After the availability of the complete genomic sequences of Mycobacterium tuberculosis (7) and M. bovis (8), studies of comparative genomics uncovered regions of difference, such as deletions, insertions, and single nucleotide polymorphisms (SNPs), between the BCG strains (1, 5, 9, 10). A molecular genealogy of BCG based on genomic deletions and duplications has been established (1, 9, 10). Thus far, complete genome sequences have been determined for BCG strains Pasteur (1), Tokyo (5), Moreau (4), Korea (11), and Mexico (9). Draft sequences have been reported for BCG strains China, Danish, Russia, and Tice (6) and Moreau, Frappier, Glaxo, Phipps, Prague, and Sweden (10).

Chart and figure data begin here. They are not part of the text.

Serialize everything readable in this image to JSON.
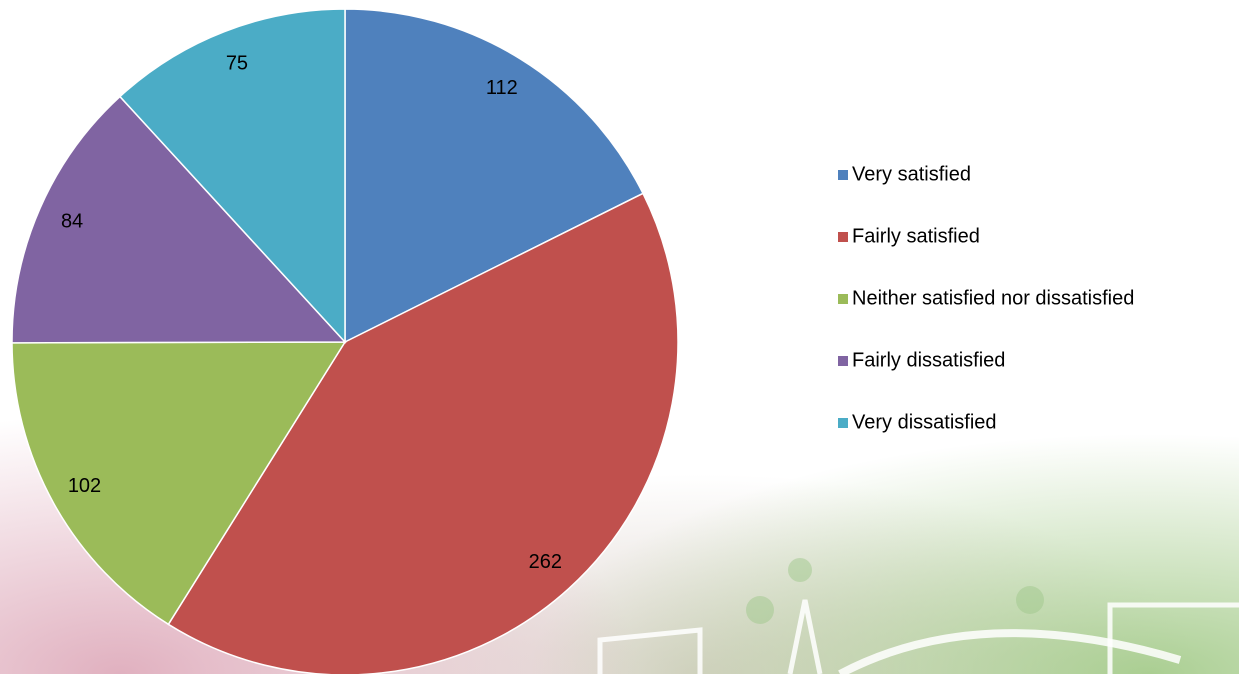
{
  "chart_data": {
    "type": "pie",
    "categories": [
      "Very satisfied",
      "Fairly satisfied",
      "Neither satisfied nor dissatisfied",
      "Fairly dissatisfied",
      "Very dissatisfied"
    ],
    "values": [
      112,
      262,
      102,
      84,
      75
    ],
    "colors": [
      "#4f81bd",
      "#c0504d",
      "#9bbb59",
      "#8064a2",
      "#4bacc6"
    ],
    "legend": "right"
  }
}
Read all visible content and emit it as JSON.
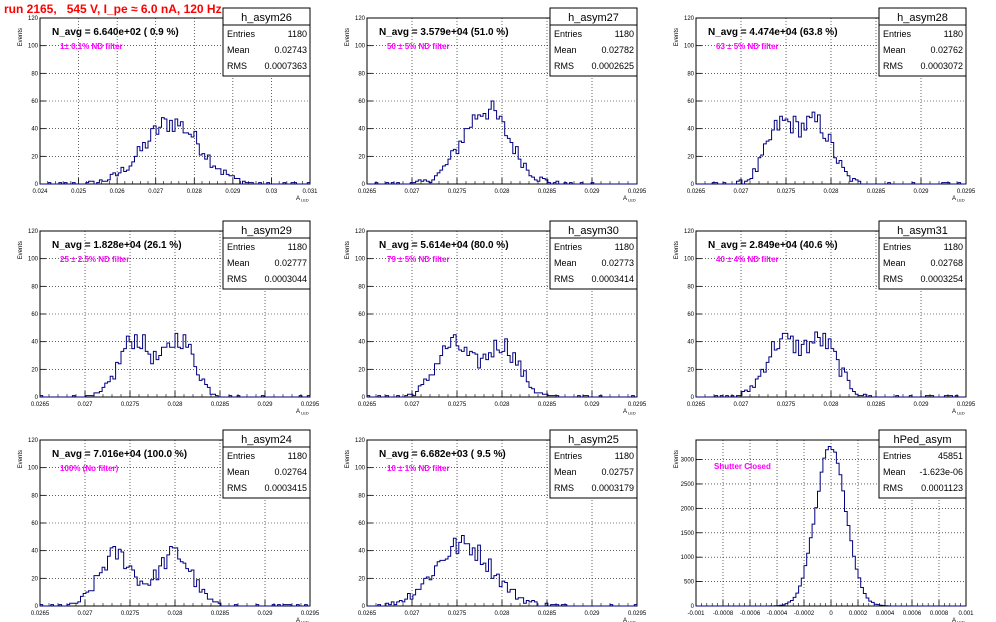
{
  "title": "run 2165,   545 V, I_pe ≈ 6.0 nA, 120 Hz",
  "colors": {
    "hist": "#000080",
    "note": "#ff00ff",
    "title": "#ff0000",
    "grid": "#000000"
  },
  "common": {
    "ylabel": "Events",
    "xlabel": "A",
    "xlabel_sub": "LED",
    "stat_labels": [
      "Entries",
      "Mean",
      "RMS"
    ]
  },
  "chart_data": [
    {
      "type": "bar",
      "name": "h_asym26",
      "navg": "N_avg = 6.640e+02 ( 0.9 %)",
      "note": "1± 0.1% ND filter",
      "stats": {
        "entries": "1180",
        "mean": "0.02743",
        "rms": "0.0007363"
      },
      "xlim": [
        0.024,
        0.031
      ],
      "ylim": [
        0,
        120
      ],
      "xticks": [
        "0.024",
        "0.025",
        "0.026",
        "0.027",
        "0.028",
        "0.029",
        "0.03",
        "0.031"
      ],
      "xtick_values": [
        0.024,
        0.025,
        0.026,
        0.027,
        0.028,
        0.029,
        0.03,
        0.031
      ],
      "yticks": [
        "0",
        "20",
        "40",
        "60",
        "80",
        "100",
        "120"
      ],
      "ytick_values": [
        0,
        20,
        40,
        60,
        80,
        100,
        120
      ],
      "mean": 0.02743,
      "rms": 0.0007363,
      "peaks": [],
      "counts": 1180
    },
    {
      "type": "bar",
      "name": "h_asym27",
      "navg": "N_avg = 3.579e+04 (51.0 %)",
      "note": "50 ± 5% ND filter",
      "stats": {
        "entries": "1180",
        "mean": "0.02782",
        "rms": "0.0002625"
      },
      "xlim": [
        0.0265,
        0.0295
      ],
      "ylim": [
        0,
        120
      ],
      "xticks": [
        "0.0265",
        "0.027",
        "0.0275",
        "0.028",
        "0.0285",
        "0.029",
        "0.0295"
      ],
      "xtick_values": [
        0.0265,
        0.027,
        0.0275,
        0.028,
        0.0285,
        0.029,
        0.0295
      ],
      "yticks": [
        "0",
        "20",
        "40",
        "60",
        "80",
        "100",
        "120"
      ],
      "ytick_values": [
        0,
        20,
        40,
        60,
        80,
        100,
        120
      ],
      "mean": 0.02782,
      "rms": 0.0002625,
      "peaks": [],
      "counts": 1180
    },
    {
      "type": "bar",
      "name": "h_asym28",
      "navg": "N_avg = 4.474e+04 (63.8 %)",
      "note": "63 ± 5% ND filter",
      "stats": {
        "entries": "1180",
        "mean": "0.02762",
        "rms": "0.0003072"
      },
      "xlim": [
        0.0265,
        0.0295
      ],
      "ylim": [
        0,
        120
      ],
      "xticks": [
        "0.0265",
        "0.027",
        "0.0275",
        "0.028",
        "0.0285",
        "0.029",
        "0.0295"
      ],
      "xtick_values": [
        0.0265,
        0.027,
        0.0275,
        0.028,
        0.0285,
        0.029,
        0.0295
      ],
      "yticks": [
        "0",
        "20",
        "40",
        "60",
        "80",
        "100",
        "120"
      ],
      "ytick_values": [
        0,
        20,
        40,
        60,
        80,
        100,
        120
      ],
      "mean": 0.02762,
      "rms": 0.0003072,
      "peaks": [
        0.02745,
        0.02785
      ],
      "counts": 1180
    },
    {
      "type": "bar",
      "name": "h_asym29",
      "navg": "N_avg = 1.828e+04 (26.1 %)",
      "note": "25 ± 2.5% ND filter",
      "stats": {
        "entries": "1180",
        "mean": "0.02777",
        "rms": "0.0003044"
      },
      "xlim": [
        0.0265,
        0.0295
      ],
      "ylim": [
        0,
        120
      ],
      "xticks": [
        "0.0265",
        "0.027",
        "0.0275",
        "0.028",
        "0.0285",
        "0.029",
        "0.0295"
      ],
      "xtick_values": [
        0.0265,
        0.027,
        0.0275,
        0.028,
        0.0285,
        0.029,
        0.0295
      ],
      "yticks": [
        "0",
        "20",
        "40",
        "60",
        "80",
        "100",
        "120"
      ],
      "ytick_values": [
        0,
        20,
        40,
        60,
        80,
        100,
        120
      ],
      "mean": 0.02777,
      "rms": 0.0003044,
      "peaks": [
        0.02755,
        0.02805
      ],
      "counts": 1180
    },
    {
      "type": "bar",
      "name": "h_asym30",
      "navg": "N_avg = 5.614e+04 (80.0 %)",
      "note": "79 ± 5% ND filter",
      "stats": {
        "entries": "1180",
        "mean": "0.02773",
        "rms": "0.0003414"
      },
      "xlim": [
        0.0265,
        0.0295
      ],
      "ylim": [
        0,
        120
      ],
      "xticks": [
        "0.0265",
        "0.027",
        "0.0275",
        "0.028",
        "0.0285",
        "0.029",
        "0.0295"
      ],
      "xtick_values": [
        0.0265,
        0.027,
        0.0275,
        0.028,
        0.0285,
        0.029,
        0.0295
      ],
      "yticks": [
        "0",
        "20",
        "40",
        "60",
        "80",
        "100",
        "120"
      ],
      "ytick_values": [
        0,
        20,
        40,
        60,
        80,
        100,
        120
      ],
      "mean": 0.02773,
      "rms": 0.0003414,
      "peaks": [
        0.02745,
        0.028
      ],
      "counts": 1180
    },
    {
      "type": "bar",
      "name": "h_asym31",
      "navg": "N_avg = 2.849e+04 (40.6 %)",
      "note": "40 ± 4% ND filter",
      "stats": {
        "entries": "1180",
        "mean": "0.02768",
        "rms": "0.0003254"
      },
      "xlim": [
        0.0265,
        0.0295
      ],
      "ylim": [
        0,
        120
      ],
      "xticks": [
        "0.0265",
        "0.027",
        "0.0275",
        "0.028",
        "0.0285",
        "0.029",
        "0.0295"
      ],
      "xtick_values": [
        0.0265,
        0.027,
        0.0275,
        0.028,
        0.0285,
        0.029,
        0.0295
      ],
      "yticks": [
        "0",
        "20",
        "40",
        "60",
        "80",
        "100",
        "120"
      ],
      "ytick_values": [
        0,
        20,
        40,
        60,
        80,
        100,
        120
      ],
      "mean": 0.02768,
      "rms": 0.0003254,
      "peaks": [
        0.02745,
        0.0279
      ],
      "counts": 1180
    },
    {
      "type": "bar",
      "name": "h_asym24",
      "navg": "N_avg = 7.016e+04 (100.0 %)",
      "note": "100% (No filter)",
      "stats": {
        "entries": "1180",
        "mean": "0.02764",
        "rms": "0.0003415"
      },
      "xlim": [
        0.0265,
        0.0295
      ],
      "ylim": [
        0,
        120
      ],
      "xticks": [
        "0.0265",
        "0.027",
        "0.0275",
        "0.028",
        "0.0285",
        "0.029",
        "0.0295"
      ],
      "xtick_values": [
        0.0265,
        0.027,
        0.0275,
        0.028,
        0.0285,
        0.029,
        0.0295
      ],
      "yticks": [
        "0",
        "20",
        "40",
        "60",
        "80",
        "100",
        "120"
      ],
      "ytick_values": [
        0,
        20,
        40,
        60,
        80,
        100,
        120
      ],
      "mean": 0.02764,
      "rms": 0.0003415,
      "peaks": [
        0.02735,
        0.028
      ],
      "counts": 1180
    },
    {
      "type": "bar",
      "name": "h_asym25",
      "navg": "N_avg = 6.682e+03 ( 9.5 %)",
      "note": "10 ± 1% ND filter",
      "stats": {
        "entries": "1180",
        "mean": "0.02757",
        "rms": "0.0003179"
      },
      "xlim": [
        0.0265,
        0.0295
      ],
      "ylim": [
        0,
        120
      ],
      "xticks": [
        "0.0265",
        "0.027",
        "0.0275",
        "0.028",
        "0.0285",
        "0.029",
        "0.0295"
      ],
      "xtick_values": [
        0.0265,
        0.027,
        0.0275,
        0.028,
        0.0285,
        0.029,
        0.0295
      ],
      "yticks": [
        "0",
        "20",
        "40",
        "60",
        "80",
        "100",
        "120"
      ],
      "ytick_values": [
        0,
        20,
        40,
        60,
        80,
        100,
        120
      ],
      "mean": 0.02757,
      "rms": 0.0003179,
      "peaks": [],
      "counts": 1180
    },
    {
      "type": "bar",
      "name": "hPed_asym",
      "navg": "",
      "note": "Shutter Closed",
      "stats": {
        "entries": "45851",
        "mean": "-1.623e-06",
        "rms": "0.0001123"
      },
      "xlim": [
        -0.001,
        0.001
      ],
      "ylim": [
        0,
        3400
      ],
      "xticks": [
        "-0.001",
        "-0.0008",
        "-0.0006",
        "-0.0004",
        "-0.0002",
        "0",
        "0.0002",
        "0.0004",
        "0.0006",
        "0.0008",
        "0.001"
      ],
      "xtick_values": [
        -0.001,
        -0.0008,
        -0.0006,
        -0.0004,
        -0.0002,
        0,
        0.0002,
        0.0004,
        0.0006,
        0.0008,
        0.001
      ],
      "yticks": [
        "0",
        "500",
        "1000",
        "1500",
        "2000",
        "2500",
        "3000"
      ],
      "ytick_values": [
        0,
        500,
        1000,
        1500,
        2000,
        2500,
        3000
      ],
      "mean": -1.623e-06,
      "rms": 0.0001123,
      "peaks": [],
      "counts": 45851
    }
  ]
}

Here, we report the first draft genome sequence of a multidrug-resistant (MDR) clinical isolate of M. bovis BCG, BCG-MDR, which was isolated from a patient sputum sample and was found to be phenotypically resistant to rifampin, isoniazid, ethionamide, para-aminosalicylic acid, and cycloserine. Very few BCG strains resistant to rifampin or to both rifampin and isoniazid have been identified so far, and none have been sequenced (12–15). The genome sequence was obtained using Illumina sequencing (MiSeq technology), producing a total of 2,894,644 paired-end reads. These sequences were assembled using SPAdes version 3.0.0 (16), resulting in 62 contigs. The draft genome sequence is 4,333,148 bp in length, with a G+C content of 65% and an average coverage of 133×. The genome sequence was annotated using the NCBI Prokaryotic Genomes Automatic Annotation Pipeline (http://www.ncbi.nlm.nih.gov/genomes/static/Pipeline.html). Using this automated pipeline, we identified 3,943 predicted coding sequences; out of them, 3,825 had a functional assignment. It also predicted 65 pseudogenes, 3 rRNAs, and 45 tRNAs.

Comparison with available M. bovis BCG genomes indicates that the clinical isolate is related to BCG Tokyo and BCG Russia. Nonsynonymous mutations were identified in genes known to be involved in the development of resistant forms of the M. tuberculosis complex. The availability of this genome will allow comparative genomic analysis with other M. bovis BCG daughter strains and might provide insights into the emergence of MDR clinical strains of M. bovis BCG.

Nucleotide sequence accession numbers.

This whole-genome shotgun project has been deposited at DDBJ/EMBL/GenBank under the accession no. JNAF00000000. The version described in this paper is version JNAF01000000.